The two failed ballot measures come despite more than $600m in spending both in support and opposition to each measure. Most of that money went to advertisements, both for and against, Proposition 27, which would have permitted statewide mobile wagering. Proposition 26, which would have permitted in-person betting at tribal casinos and certain horse tracks, was also defeated.

With a little more than one-third of the state’s precincts at least partially reporting, Proposition 27 was down, 16% – 84%, per the California Secretary of State’s office. Proposition 26 was down 29.6% – 70.4%.

California is the first of seven states to reject a constitutional amendment that would legalize sports betting on its ballot. Voters in New Jersey, Arkansas, South Dakota, Maryland, Colorado and Nebraska all approved sports betting, either as part of larger casino gaming expansions or as standalone referendums.

Multiple polls in the weeks leading up to Election Day showed both measures were headed for defeat despite the record spending. Officials from DraftKings and FanDuel, the biggest financial backers of Proposition 27, were bearish in public that their measure would pass and the companies suspended advertising with nearly a month to go before the election.

DraftKings and FanDuel each contributed more than $30m to the campaign, while the partner companies of other major sportsbooks including BetMGM, Barstool, WynnBet and the coming Fanatics sportsbook contributed at least $10m.

California tribal gaming leaders likewise predicted the online sports betting measure would be defeated. The state’s major gaming tribes pushed campaign contributions toward defeating Proposition 27 instead of supporting Proposition 26.

Tribal opposition was arguably the critical factor in preventing statewide mobile wagering legalization. Tribal leaders considered the issue a threat to their sovereignty, not only for permissible gaming options but for the long-term well-being of the tribes themselves. Much of the advertising portrayed Proposition 27 as a way for out-of-state companies to take money from California’s pocket at the expense of its residents.

The pro-27 campaign framed their initiative as a way to support homelessness and mental health aid initiatives. Each approved operator would have to pay a $100m initiative license fee, and taxes on the books’ gross gaming revenue would go to these programs.

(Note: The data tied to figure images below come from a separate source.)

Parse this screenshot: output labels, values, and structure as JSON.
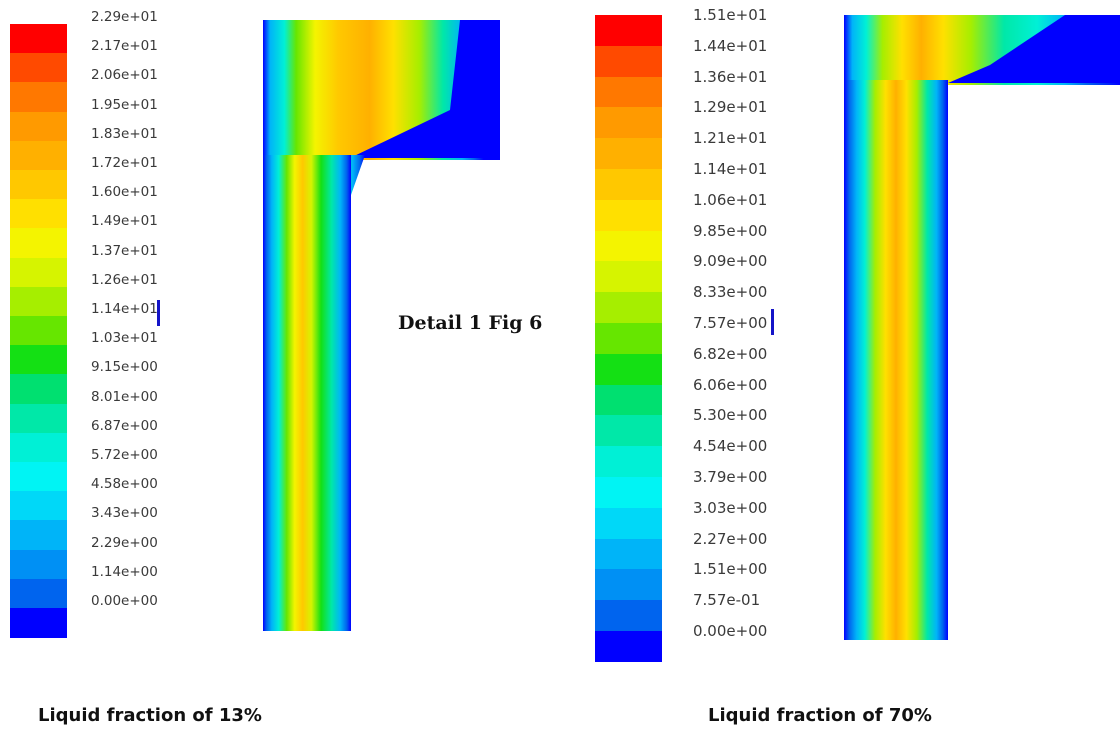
{
  "detail_label": "Detail 1 Fig 6",
  "panels": [
    {
      "caption": "Liquid fraction of  13%",
      "colorbar": {
        "ticks": [
          "2.29e+01",
          "2.17e+01",
          "2.06e+01",
          "1.95e+01",
          "1.83e+01",
          "1.72e+01",
          "1.60e+01",
          "1.49e+01",
          "1.37e+01",
          "1.26e+01",
          "1.14e+01",
          "1.03e+01",
          "9.15e+00",
          "8.01e+00",
          "6.87e+00",
          "5.72e+00",
          "4.58e+00",
          "3.43e+00",
          "2.29e+00",
          "1.14e+00",
          "0.00e+00"
        ],
        "colors": [
          "#ff0000",
          "#ff4a00",
          "#ff7800",
          "#ff9a00",
          "#ffb000",
          "#ffc800",
          "#ffe000",
          "#f4f400",
          "#d6f400",
          "#a6ee00",
          "#66e600",
          "#14e014",
          "#00e070",
          "#00e8a8",
          "#00f0d6",
          "#00f4f4",
          "#00d8f8",
          "#00b4f8",
          "#0090f4",
          "#0064ee",
          "#0000ff"
        ]
      }
    },
    {
      "caption": "Liquid fraction of  70%",
      "colorbar": {
        "ticks": [
          "1.51e+01",
          "1.44e+01",
          "1.36e+01",
          "1.29e+01",
          "1.21e+01",
          "1.14e+01",
          "1.06e+01",
          "9.85e+00",
          "9.09e+00",
          "8.33e+00",
          "7.57e+00",
          "6.82e+00",
          "6.06e+00",
          "5.30e+00",
          "4.54e+00",
          "3.79e+00",
          "3.03e+00",
          "2.27e+00",
          "1.51e+00",
          "7.57e-01",
          "0.00e+00"
        ],
        "colors": [
          "#ff0000",
          "#ff4a00",
          "#ff7800",
          "#ff9a00",
          "#ffb000",
          "#ffc800",
          "#ffe000",
          "#f4f400",
          "#d6f400",
          "#a6ee00",
          "#66e600",
          "#14e014",
          "#00e070",
          "#00e8a8",
          "#00f0d6",
          "#00f4f4",
          "#00d8f8",
          "#00b4f8",
          "#0090f4",
          "#0064ee",
          "#0000ff"
        ]
      }
    }
  ],
  "profile_colors": {
    "wall": "#0000ff",
    "near_wall": "#0a3cff",
    "mid": "#00b4f8",
    "cyan": "#00f0d6",
    "green": "#66e600",
    "yellow": "#f4f400",
    "orange": "#ffb000"
  }
}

In a best-case scenario, sports betting revenues would have generated a small fraction of the state’s annual budget of roughly $250bn, a fact  opponents used in their campaigns.

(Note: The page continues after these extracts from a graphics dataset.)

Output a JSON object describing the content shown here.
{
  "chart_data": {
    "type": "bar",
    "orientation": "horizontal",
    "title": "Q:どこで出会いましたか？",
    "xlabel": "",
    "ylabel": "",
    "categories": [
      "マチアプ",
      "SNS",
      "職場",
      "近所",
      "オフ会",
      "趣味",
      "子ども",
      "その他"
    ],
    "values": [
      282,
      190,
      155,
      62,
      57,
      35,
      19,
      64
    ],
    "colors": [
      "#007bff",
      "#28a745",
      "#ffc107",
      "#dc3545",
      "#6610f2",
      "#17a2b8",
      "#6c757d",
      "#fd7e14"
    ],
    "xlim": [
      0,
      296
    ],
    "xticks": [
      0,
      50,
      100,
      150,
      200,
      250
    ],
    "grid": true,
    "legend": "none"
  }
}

Some Californians have cited the deluge of advertising itself as a factor in their opposition. The placement of two sports betting-related questions on the same ballot has also caused confusion for voters.

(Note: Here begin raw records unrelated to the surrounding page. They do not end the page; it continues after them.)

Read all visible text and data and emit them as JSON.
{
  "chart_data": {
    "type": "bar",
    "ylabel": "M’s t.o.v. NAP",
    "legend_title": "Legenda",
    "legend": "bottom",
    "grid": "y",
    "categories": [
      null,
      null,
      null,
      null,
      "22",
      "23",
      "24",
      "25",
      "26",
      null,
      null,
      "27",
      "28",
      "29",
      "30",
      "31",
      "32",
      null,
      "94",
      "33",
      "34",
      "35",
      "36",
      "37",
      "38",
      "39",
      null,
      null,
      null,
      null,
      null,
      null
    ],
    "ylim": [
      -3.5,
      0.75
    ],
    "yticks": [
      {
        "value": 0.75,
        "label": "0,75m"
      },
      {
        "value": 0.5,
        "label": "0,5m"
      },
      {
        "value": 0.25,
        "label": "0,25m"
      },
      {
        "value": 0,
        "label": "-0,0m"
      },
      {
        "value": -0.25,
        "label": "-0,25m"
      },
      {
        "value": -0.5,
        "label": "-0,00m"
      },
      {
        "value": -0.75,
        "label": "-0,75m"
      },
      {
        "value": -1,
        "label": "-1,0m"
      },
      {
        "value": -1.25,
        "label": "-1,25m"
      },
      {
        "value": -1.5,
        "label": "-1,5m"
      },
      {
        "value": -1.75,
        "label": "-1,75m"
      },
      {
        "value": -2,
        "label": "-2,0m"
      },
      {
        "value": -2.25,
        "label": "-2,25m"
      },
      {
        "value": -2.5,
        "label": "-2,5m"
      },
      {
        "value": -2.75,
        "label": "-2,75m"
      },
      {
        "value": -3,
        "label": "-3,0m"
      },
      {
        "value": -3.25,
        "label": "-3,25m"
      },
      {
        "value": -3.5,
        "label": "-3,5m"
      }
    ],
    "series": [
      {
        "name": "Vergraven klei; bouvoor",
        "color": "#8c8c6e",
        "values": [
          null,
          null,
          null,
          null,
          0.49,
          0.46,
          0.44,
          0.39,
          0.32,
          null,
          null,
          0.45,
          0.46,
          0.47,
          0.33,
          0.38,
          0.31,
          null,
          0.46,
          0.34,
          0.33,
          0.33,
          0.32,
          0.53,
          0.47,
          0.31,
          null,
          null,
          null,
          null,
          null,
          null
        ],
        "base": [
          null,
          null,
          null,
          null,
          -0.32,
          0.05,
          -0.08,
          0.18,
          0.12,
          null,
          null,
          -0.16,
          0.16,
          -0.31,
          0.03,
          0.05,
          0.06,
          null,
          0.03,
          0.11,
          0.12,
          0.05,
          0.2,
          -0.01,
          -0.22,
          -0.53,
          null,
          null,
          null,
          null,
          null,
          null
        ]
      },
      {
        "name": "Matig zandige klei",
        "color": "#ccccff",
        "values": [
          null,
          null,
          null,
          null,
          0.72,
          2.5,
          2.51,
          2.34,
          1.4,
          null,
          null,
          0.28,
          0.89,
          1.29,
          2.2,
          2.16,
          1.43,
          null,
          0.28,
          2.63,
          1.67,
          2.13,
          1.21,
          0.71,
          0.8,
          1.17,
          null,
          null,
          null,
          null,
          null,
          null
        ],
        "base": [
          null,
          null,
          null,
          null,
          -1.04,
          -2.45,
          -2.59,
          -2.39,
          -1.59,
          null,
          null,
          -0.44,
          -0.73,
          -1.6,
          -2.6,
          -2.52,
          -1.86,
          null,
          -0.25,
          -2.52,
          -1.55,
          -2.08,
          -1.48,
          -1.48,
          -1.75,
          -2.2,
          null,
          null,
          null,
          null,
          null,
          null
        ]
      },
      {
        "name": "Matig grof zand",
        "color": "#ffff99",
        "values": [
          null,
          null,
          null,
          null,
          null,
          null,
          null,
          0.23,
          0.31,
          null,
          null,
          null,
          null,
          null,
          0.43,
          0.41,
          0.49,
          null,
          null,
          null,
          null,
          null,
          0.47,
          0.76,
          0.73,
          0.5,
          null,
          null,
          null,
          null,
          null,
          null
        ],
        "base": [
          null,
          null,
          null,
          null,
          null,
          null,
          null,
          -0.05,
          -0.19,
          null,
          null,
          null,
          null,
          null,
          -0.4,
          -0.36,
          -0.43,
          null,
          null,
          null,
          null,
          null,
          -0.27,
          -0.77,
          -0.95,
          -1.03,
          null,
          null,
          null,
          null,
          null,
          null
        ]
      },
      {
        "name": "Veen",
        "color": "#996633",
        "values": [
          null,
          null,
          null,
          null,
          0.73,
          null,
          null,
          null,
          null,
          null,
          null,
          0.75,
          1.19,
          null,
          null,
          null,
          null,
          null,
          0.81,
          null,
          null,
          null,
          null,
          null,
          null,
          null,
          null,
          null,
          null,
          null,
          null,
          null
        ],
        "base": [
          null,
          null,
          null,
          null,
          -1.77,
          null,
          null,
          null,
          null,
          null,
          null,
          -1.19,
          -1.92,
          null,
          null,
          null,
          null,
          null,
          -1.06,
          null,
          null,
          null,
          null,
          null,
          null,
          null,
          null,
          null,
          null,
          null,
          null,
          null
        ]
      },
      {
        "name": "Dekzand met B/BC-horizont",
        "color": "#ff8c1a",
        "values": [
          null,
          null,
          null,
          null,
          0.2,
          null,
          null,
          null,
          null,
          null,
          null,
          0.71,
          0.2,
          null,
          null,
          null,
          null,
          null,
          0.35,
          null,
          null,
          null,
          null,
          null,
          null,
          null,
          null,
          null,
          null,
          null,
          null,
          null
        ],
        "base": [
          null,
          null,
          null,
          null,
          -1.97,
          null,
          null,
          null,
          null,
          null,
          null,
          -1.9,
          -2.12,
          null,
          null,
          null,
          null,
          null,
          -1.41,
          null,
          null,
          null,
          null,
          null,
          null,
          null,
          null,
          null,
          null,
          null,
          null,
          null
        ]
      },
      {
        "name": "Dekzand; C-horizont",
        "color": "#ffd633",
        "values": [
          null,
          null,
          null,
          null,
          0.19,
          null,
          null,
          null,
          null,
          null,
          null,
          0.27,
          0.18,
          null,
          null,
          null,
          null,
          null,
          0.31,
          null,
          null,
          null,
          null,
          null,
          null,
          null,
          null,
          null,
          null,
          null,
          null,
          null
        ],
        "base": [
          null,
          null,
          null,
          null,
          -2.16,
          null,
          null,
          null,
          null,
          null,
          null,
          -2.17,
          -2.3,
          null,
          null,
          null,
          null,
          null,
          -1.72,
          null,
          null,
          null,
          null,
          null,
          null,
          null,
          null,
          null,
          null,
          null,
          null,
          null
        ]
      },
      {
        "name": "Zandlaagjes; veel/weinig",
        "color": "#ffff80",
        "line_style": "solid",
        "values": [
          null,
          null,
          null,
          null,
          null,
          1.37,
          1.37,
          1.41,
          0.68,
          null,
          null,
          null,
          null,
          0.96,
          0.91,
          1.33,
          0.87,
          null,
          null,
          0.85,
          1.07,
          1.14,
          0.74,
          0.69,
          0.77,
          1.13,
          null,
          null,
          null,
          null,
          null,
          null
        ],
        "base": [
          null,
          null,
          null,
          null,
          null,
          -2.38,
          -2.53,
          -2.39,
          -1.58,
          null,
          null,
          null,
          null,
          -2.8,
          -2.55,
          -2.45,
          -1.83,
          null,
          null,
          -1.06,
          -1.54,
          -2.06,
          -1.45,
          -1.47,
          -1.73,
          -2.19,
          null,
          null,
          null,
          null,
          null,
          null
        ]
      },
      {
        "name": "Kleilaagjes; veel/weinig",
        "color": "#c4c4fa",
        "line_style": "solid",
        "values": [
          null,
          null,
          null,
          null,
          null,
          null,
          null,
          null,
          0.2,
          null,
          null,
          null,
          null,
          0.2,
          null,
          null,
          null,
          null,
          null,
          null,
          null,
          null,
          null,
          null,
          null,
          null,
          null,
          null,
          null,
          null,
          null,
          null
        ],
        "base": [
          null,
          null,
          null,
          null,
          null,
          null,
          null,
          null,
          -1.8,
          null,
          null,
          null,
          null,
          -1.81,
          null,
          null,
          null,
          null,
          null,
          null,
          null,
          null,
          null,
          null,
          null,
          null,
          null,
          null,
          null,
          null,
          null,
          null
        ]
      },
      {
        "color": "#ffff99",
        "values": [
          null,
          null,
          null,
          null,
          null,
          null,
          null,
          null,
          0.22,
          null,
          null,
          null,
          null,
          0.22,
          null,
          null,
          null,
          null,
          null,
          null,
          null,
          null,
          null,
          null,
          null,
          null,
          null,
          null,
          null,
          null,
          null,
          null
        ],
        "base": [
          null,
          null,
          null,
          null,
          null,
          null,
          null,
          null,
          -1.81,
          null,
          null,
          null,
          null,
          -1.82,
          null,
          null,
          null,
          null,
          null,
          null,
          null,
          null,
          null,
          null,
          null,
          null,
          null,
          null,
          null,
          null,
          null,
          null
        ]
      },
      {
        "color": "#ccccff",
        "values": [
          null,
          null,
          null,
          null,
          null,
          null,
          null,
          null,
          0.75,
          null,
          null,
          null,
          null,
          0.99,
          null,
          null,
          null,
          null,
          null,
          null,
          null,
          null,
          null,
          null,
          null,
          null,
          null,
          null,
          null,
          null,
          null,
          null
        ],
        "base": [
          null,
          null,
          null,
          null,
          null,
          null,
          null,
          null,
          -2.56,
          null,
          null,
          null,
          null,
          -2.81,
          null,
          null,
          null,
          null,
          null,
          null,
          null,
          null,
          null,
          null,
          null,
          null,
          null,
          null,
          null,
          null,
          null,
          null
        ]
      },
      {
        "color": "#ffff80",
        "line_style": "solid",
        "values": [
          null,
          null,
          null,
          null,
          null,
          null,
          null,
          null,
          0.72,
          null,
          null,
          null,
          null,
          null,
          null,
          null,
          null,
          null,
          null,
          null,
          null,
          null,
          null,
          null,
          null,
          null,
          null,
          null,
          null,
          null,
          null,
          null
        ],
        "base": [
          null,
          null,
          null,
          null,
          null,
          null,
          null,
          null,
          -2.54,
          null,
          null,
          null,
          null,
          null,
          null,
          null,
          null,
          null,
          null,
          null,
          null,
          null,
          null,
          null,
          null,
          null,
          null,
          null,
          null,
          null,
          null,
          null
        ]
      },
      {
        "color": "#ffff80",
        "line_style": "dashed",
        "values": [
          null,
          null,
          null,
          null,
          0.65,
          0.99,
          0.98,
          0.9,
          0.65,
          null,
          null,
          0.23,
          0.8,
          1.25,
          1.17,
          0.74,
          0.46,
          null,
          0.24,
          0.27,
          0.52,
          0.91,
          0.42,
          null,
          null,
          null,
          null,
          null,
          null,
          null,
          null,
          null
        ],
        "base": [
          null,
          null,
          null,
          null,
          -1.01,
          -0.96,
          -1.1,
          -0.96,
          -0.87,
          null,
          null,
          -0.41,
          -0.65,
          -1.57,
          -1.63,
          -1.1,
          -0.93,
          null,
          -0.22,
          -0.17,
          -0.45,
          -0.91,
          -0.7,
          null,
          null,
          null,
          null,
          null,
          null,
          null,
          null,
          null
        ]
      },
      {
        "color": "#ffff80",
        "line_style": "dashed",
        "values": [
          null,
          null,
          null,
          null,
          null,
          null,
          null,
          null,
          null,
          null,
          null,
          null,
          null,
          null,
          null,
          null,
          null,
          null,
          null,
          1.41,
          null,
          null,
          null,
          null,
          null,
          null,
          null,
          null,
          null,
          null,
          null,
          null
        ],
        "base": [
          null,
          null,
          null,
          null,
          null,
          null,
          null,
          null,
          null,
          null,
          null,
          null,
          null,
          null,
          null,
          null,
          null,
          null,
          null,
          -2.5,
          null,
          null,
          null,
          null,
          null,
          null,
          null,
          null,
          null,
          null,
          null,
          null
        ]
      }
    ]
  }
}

With 2022 legalization efforts over, leading sportsbooks have said they will pursue another initiative for the ballot in 2024. The California legislature could also enact a measure for the 2024 ballot, but political complications make this seem unlikely.

Assuming commercial operators pursue another sports betting effort in 2024, California tribes said they are ready to again spend aggressively to stop it. Tribal leaders have said that sports betting approval could open the door to online casinos, a more lucrative form of gaming Native American groups say threaten the existence of their current casino options.

Without a compromise between the tribes, commercial operators and potentially other stakeholders such as state horse tracks, professional sports teams and card rooms, it seems legalization will be a complex – if not impossible – process. This means the nation’s most populated state could be years from legal sports betting.

Tuesday’s results virtually guarantee, in a best-case scenario, it will be at least two more years from even a chance of legalization.